I've been struggling somewhat in my Women and Gender Studies (WGST) class. Given the current state of women's rights, and the current state of autistic rights, sexism for me is far overshadowed by disability discrimination. I really can't name much in my life that I think would have been different if I'd been an autistic boy instead of an autistic girl. The discrimination I've faced has been pretty much the same as what the boys deal with.
But it just occurred to me that although (or because) sexism hasn't made much of a difference in my life, feminism has. In fact, as an autistic woman, I've benefited more from feminism than most women do.
Here's why:
  • I love to read and write. For a long time, only men were taught those skills. As an autistic person, although I have generalized verbal strengths, my written language is better than my spoken language.
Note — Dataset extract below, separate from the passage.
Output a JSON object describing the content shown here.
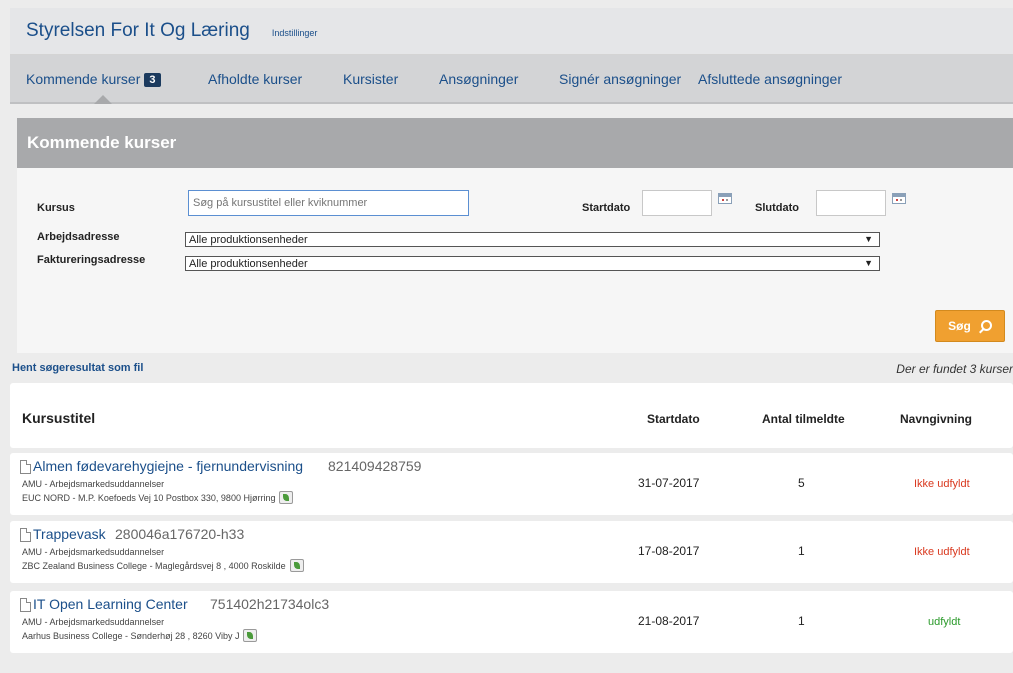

  • University is my niche. In university, high intellengence and passionate interests are rewarded, making it an area where being autistic can actually be an asset. However, universities were originally male-only, and there have been many barriers to women participating.
  • I'm no good at housework. I get overloaded easily when trying to clean, my OCD tendencies make me have panic attacks at the thought of cleaning up certain kinds of messes, my difficulty planning means I put things off a lot, and my asthma means that getting close to dust and mold can be bad for me. Nowadays, I have other areas in which I can show my competence, and I stand a chance of finding a man who is willing to do housework. I will not be seen as a failure just because I can't do housework.
  • I'm asexual. Although I haven't decided what I'll do with my life, since I do want children and my sexuality might awaken in the future, it's quite possible that I will never want to get married. It used to be that most unmarried women either depended on family or lived in poverty, with many being forced into prostitution to survive. Now, women can get into lucrative careers, and many single women are doing just fine.

So I extend a thanks to all the women from previous generations who fought for these rights I take for granted. You made my dreams possible.